23.08.2020

francesca melandri: alle, ausser mir

ilaria ist vierzig und lehrerin in einer staatlichen schule in rom. als sie eines tages nach hause kommt, sitzt ein junger flüchtling aus aethiopien vor ihrer wohnungstüre und behauptet, mit ihr verwandt zu sein. laut seinem ausweis ist sein name auch der name ihres vaters. nachdem sie ihn in ihrer wohnung aufgenommen hat, beginnt sie gemeinsam mit ihrem halbbruder atilio nachforschungen anzustellen. ihren vater können sie nicht mehr fragen, seine demenz lässt kaum erinnerungen zu. doch entdecken sie, dass ihr vater in den 1930er-jahren als militär im damaligen italienisch-ostafrika stationiert war. der blick auf eine weit verzweigte familie und auf die kolonialzeit italiens tut sich auf.
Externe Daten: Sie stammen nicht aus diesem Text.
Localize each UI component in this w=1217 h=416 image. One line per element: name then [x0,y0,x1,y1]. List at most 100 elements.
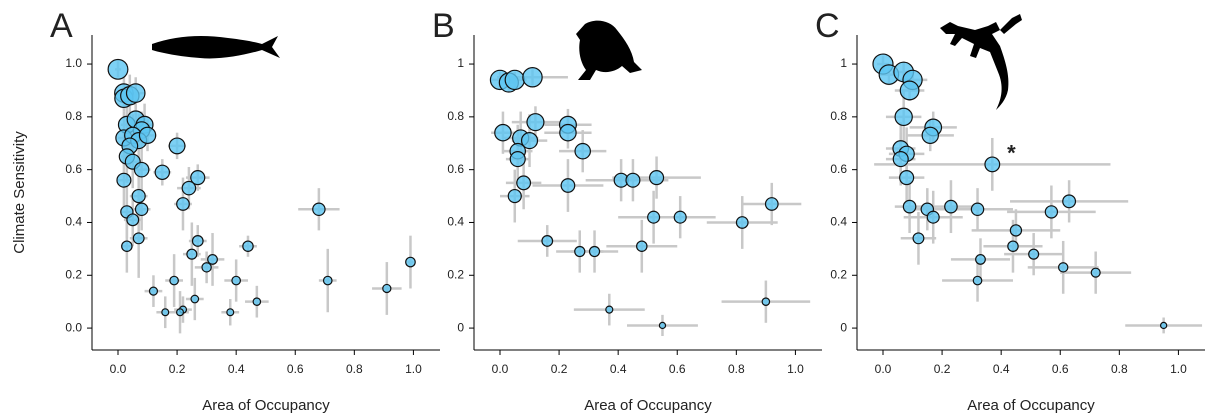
lizard-hand [1000,14,1022,34]
point [892,151,909,168]
point [1057,262,1069,273]
y-tick-label: 0 [457,320,464,334]
y-tick-label: 0.6 [830,162,847,176]
point [507,188,522,204]
x-tick-label: 1.0 [787,362,804,376]
point [520,132,539,150]
y-tick-label: 0.8 [65,109,82,123]
point [975,254,986,265]
x-tick-label: 0.0 [492,362,509,376]
point [226,308,235,317]
point [1028,248,1040,260]
x-axis-label: Area of Occupancy [967,397,1095,414]
point [588,245,601,258]
point [673,210,687,224]
x-tick-label: 0.0 [110,362,127,376]
x-tick-label: 0.4 [993,362,1010,376]
point [926,210,940,224]
point [1007,240,1019,253]
point [322,275,333,286]
x-tick-label: 0.8 [728,362,745,376]
y-tick-label: 0 [840,320,847,334]
point [605,305,614,314]
point [148,286,159,296]
y-tick-label: 0.0 [65,320,82,334]
point [921,126,939,145]
point [574,142,592,160]
point [107,58,129,80]
point [516,175,532,191]
point [126,213,140,227]
point [405,256,416,268]
x-axis-label: Area of Occupancy [584,397,712,414]
point [252,297,262,306]
point [132,232,145,245]
point [899,80,920,101]
point [382,283,392,294]
x-tick-label: 0.6 [1052,362,1069,376]
point [1090,267,1101,278]
point [625,172,641,188]
point [116,172,132,188]
y-tick-label: 0.4 [65,215,82,229]
x-tick-label: 0.6 [669,362,686,376]
point [494,123,512,142]
point [648,169,665,186]
point [560,178,576,193]
y-tick-label: 1 [457,56,464,70]
x-tick-label: 0.4 [228,362,245,376]
y-tick-label: 0.2 [447,267,464,281]
point [133,161,150,178]
point [134,202,149,217]
point [902,199,917,214]
point [764,197,779,211]
panel-letter: B [432,7,455,45]
lizard-silhouette [940,22,1009,110]
y-tick-label: 0.4 [830,215,847,229]
point [735,216,749,229]
point [121,240,133,253]
point [1062,194,1077,209]
point [522,66,543,88]
y-tick-label: 1.0 [65,56,82,70]
point [526,113,545,132]
point [231,275,242,286]
x-tick-label: 1.0 [1170,362,1187,376]
point [242,240,254,253]
point [131,188,146,204]
x-axis-label: Area of Occupancy [202,397,330,414]
x-tick-label: 0.2 [551,362,568,376]
point [647,210,661,224]
point [658,321,667,330]
point [181,180,197,196]
x-tick-label: 0.6 [287,362,304,376]
y-tick-label: 0.8 [447,109,464,123]
x-tick-label: 0.2 [934,362,951,376]
x-tick-label: 1.0 [405,362,422,376]
point [207,254,218,265]
point [190,169,206,186]
y-tick-label: 1 [840,56,847,70]
x-tick-label: 0.2 [169,362,186,376]
point [186,248,198,260]
point [912,232,925,245]
point [176,197,190,211]
point [201,262,212,273]
point [984,156,1001,173]
y-tick-label: 0.6 [447,162,464,176]
x-tick-label: 0.0 [875,362,892,376]
x-tick-label: 0.8 [346,362,363,376]
point [559,123,577,142]
point [970,202,985,217]
y-tick-label: 0.2 [65,267,82,281]
panel-letter: A [50,7,73,45]
point [541,235,554,247]
x-tick-label: 0.8 [1111,362,1128,376]
point [899,169,915,186]
point [894,107,913,127]
point [190,294,200,304]
x-tick-label: 0.4 [610,362,627,376]
point [154,164,171,181]
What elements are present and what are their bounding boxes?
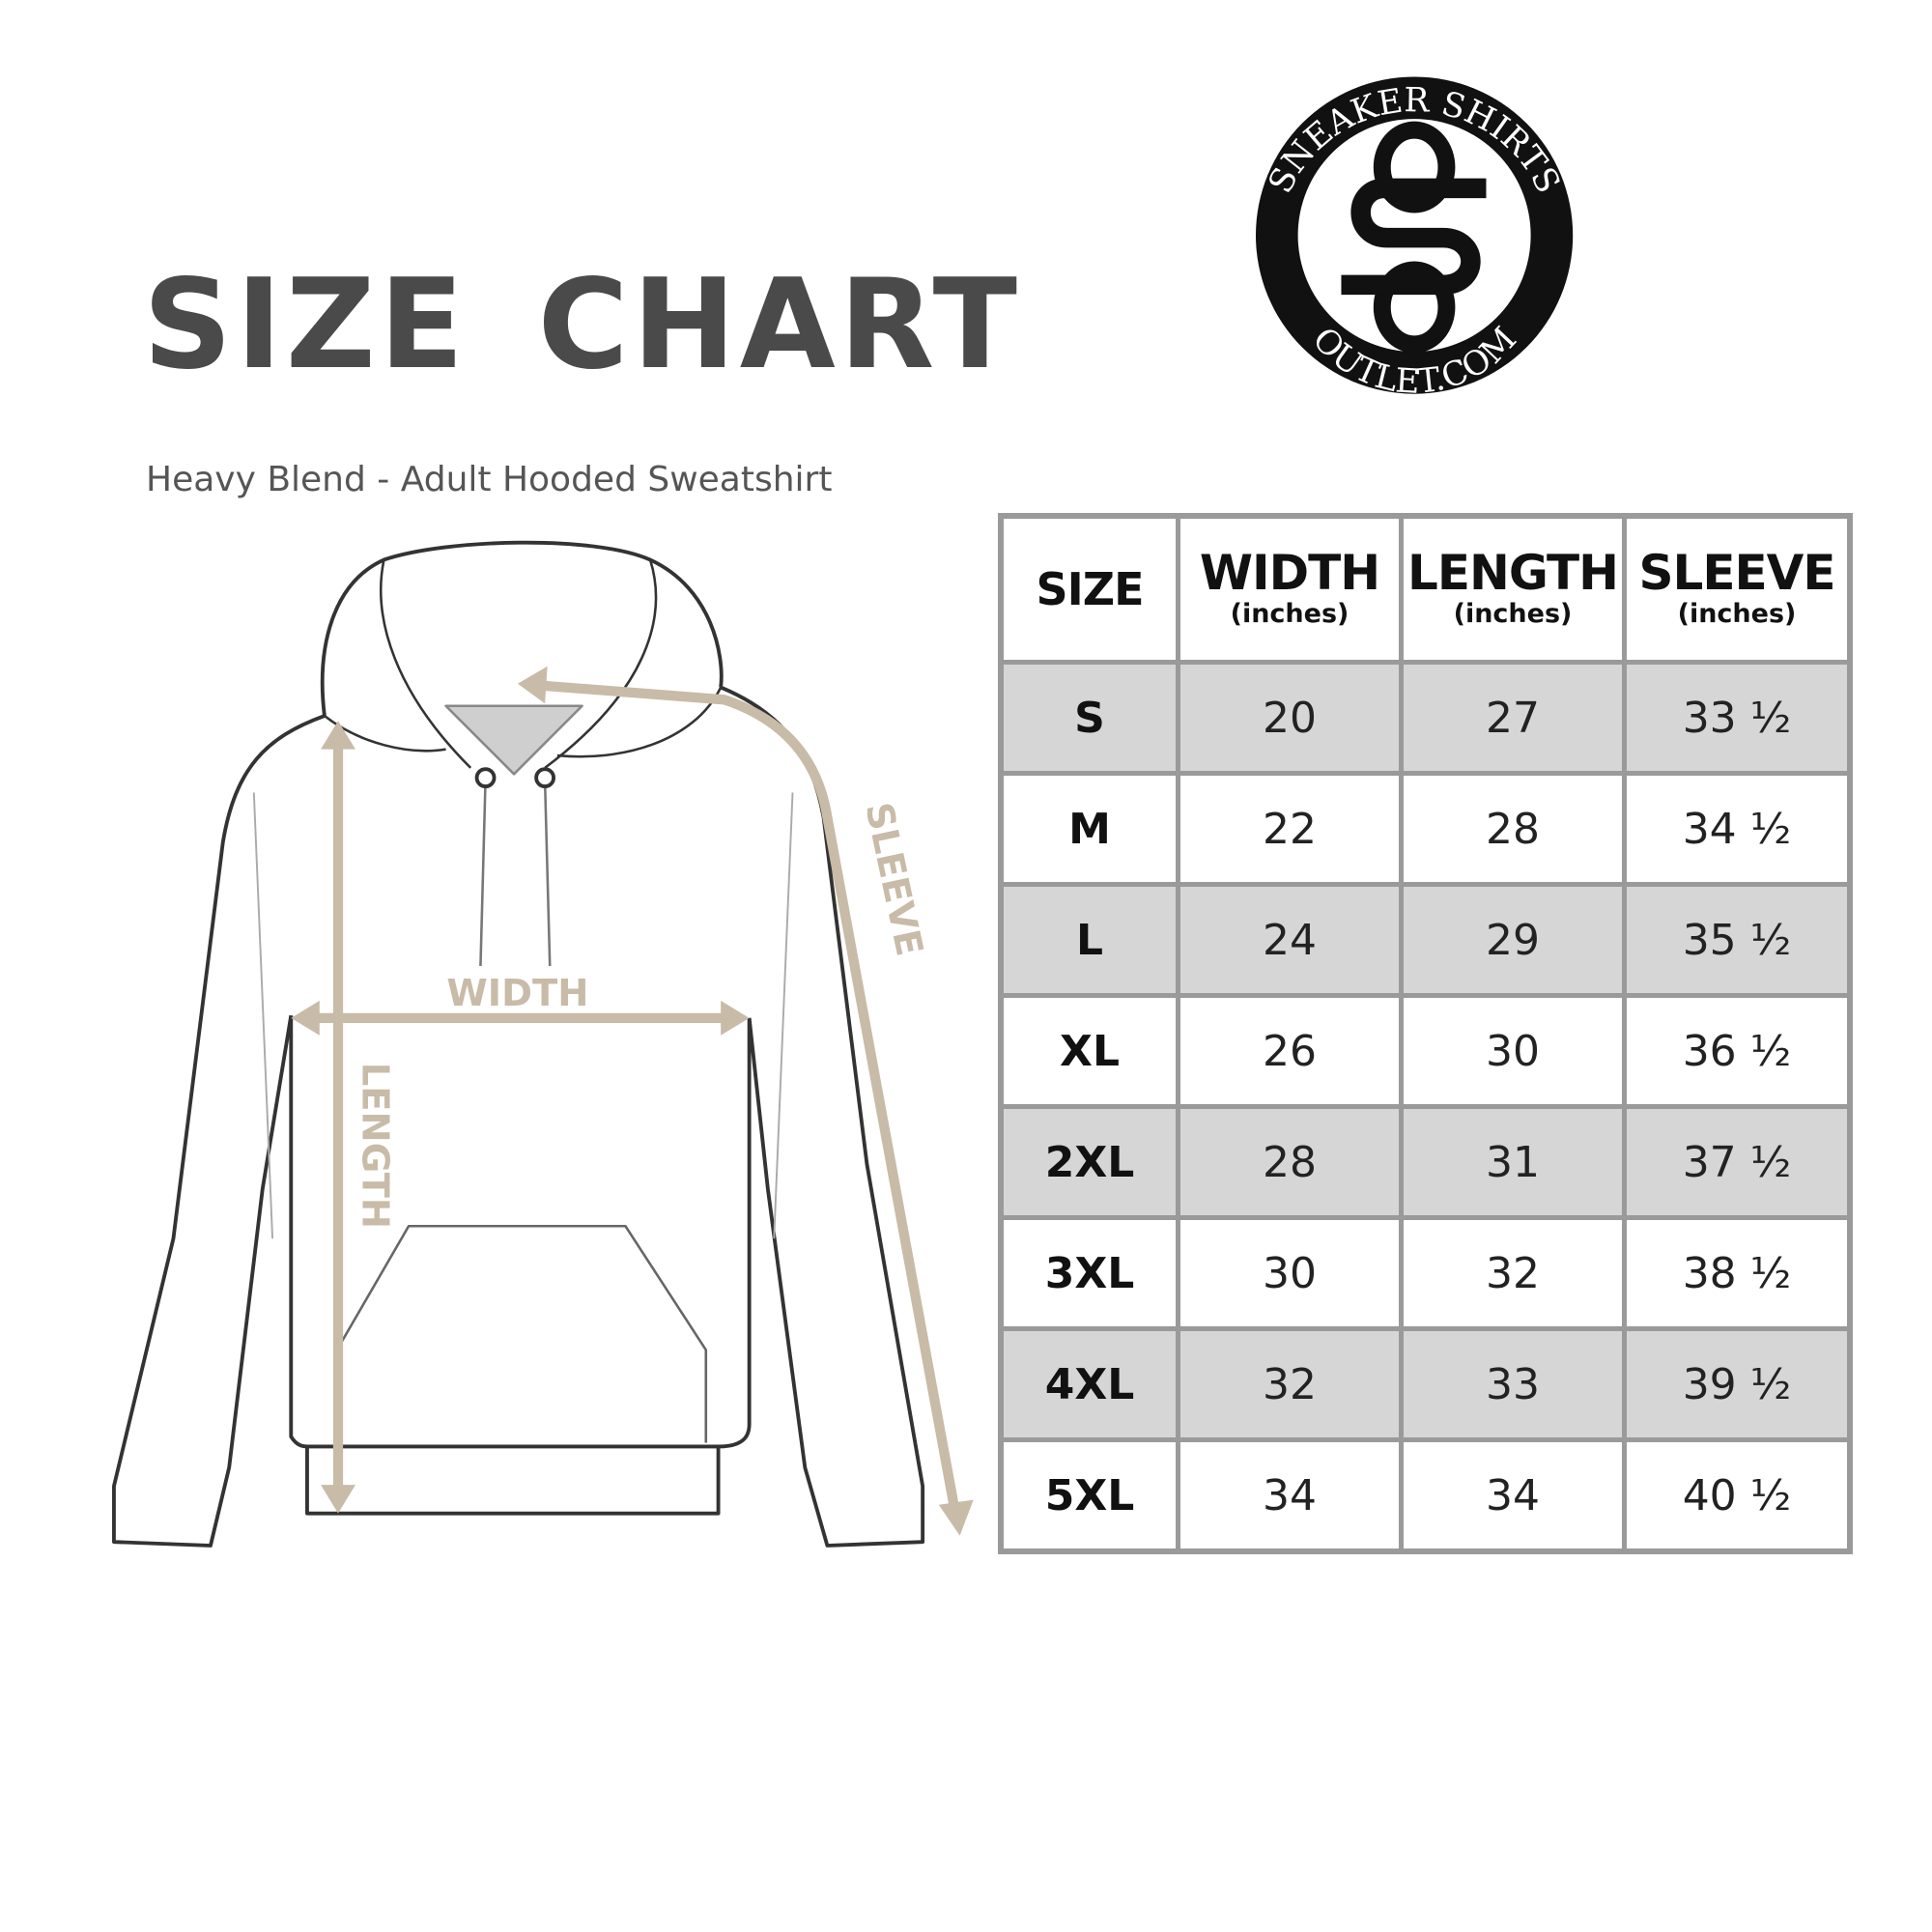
width-cell: 24 — [1176, 882, 1404, 998]
table-row: M 22 28 34 ½ — [998, 771, 1853, 887]
sleeve-cell: 37 ½ — [1622, 1104, 1853, 1220]
length-cell: 30 — [1399, 993, 1627, 1109]
length-cell: 31 — [1399, 1104, 1627, 1220]
width-label: WIDTH — [446, 972, 588, 1015]
sleeve-cell: 33 ½ — [1622, 660, 1853, 776]
width-cell: 26 — [1176, 993, 1404, 1109]
table-row: 5XL 34 34 40 ½ — [998, 1437, 1853, 1554]
page-title: SIZE CHART — [143, 253, 1021, 397]
arrowheads — [291, 666, 974, 1536]
table-row: XL 26 30 36 ½ — [998, 993, 1853, 1109]
sleeve-cell: 39 ½ — [1622, 1326, 1853, 1442]
sleeve-cell: 38 ½ — [1622, 1215, 1853, 1331]
width-cell: 30 — [1176, 1215, 1404, 1331]
width-cell: 20 — [1176, 660, 1404, 776]
table-row: 3XL 30 32 38 ½ — [998, 1215, 1853, 1331]
table-row: 2XL 28 31 37 ½ — [998, 1104, 1853, 1220]
width-cell: 22 — [1176, 771, 1404, 887]
table-header-row: SIZE WIDTH (inches) LENGTH (inches) SLEEVE… — [998, 513, 1853, 665]
logo-monogram-icon — [1341, 121, 1487, 354]
header-length: LENGTH (inches) — [1399, 513, 1627, 665]
table-row: 4XL 32 33 39 ½ — [998, 1326, 1853, 1442]
sleeve-cell: 34 ½ — [1622, 771, 1853, 887]
size-cell: 5XL — [998, 1437, 1180, 1554]
width-cell: 34 — [1176, 1437, 1404, 1554]
size-cell: 4XL — [998, 1326, 1180, 1442]
width-cell: 32 — [1176, 1326, 1404, 1442]
measurement-arrows — [298, 679, 961, 1522]
size-cell: 2XL — [998, 1104, 1180, 1220]
sleeve-cell: 35 ½ — [1622, 882, 1853, 998]
size-cell: L — [998, 882, 1180, 998]
length-label: LENGTH — [354, 1063, 397, 1229]
sleeve-label: SLEEVE — [856, 799, 930, 960]
table-row: L 24 29 35 ½ — [998, 882, 1853, 998]
brand-logo: SNEAKER SHIRTS OUTLET.COM — [1256, 76, 1574, 402]
length-cell: 28 — [1399, 771, 1627, 887]
size-cell: XL — [998, 993, 1180, 1109]
size-cell: 3XL — [998, 1215, 1180, 1331]
length-cell: 29 — [1399, 882, 1627, 998]
size-table: SIZE WIDTH (inches) LENGTH (inches) SLEEVE… — [998, 513, 1853, 1554]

mit einer spannenden und breit angelegten familiengeschichte, die sich über mehrere generationen hinzieht, wird hier nicht nur ein stück neuerer italienischer geschichte, sondern auch der heutige umgang damit präsentiert. drastisch und schonungslos erfährt man von den gräueltaten der faschisten an der afrikanischen bevölkerung. auf kosten der detailgetreuen beschreibung kolonialen wirkens verliert der roman zeitweise etwas an spannung und fordert einem beim lesen einiges an geduld ab. geschickt wechselt die autorin zwischen realität und fiktion, zwischen der vergangenheit und der gegenwart und bringt einen immer wieder zurück ins aktuelle geschehen. verbandelungen innerhalb der familie, abhängigkeiten und klientelismus sind ebenso realistisch dargestellt wie die untergeordnete rolle der frauen bis zum heutigen tag. leider verliert die zentrale handlung zunnehmend an bedeutung und verkommt beinahe zum nebenschauplatz.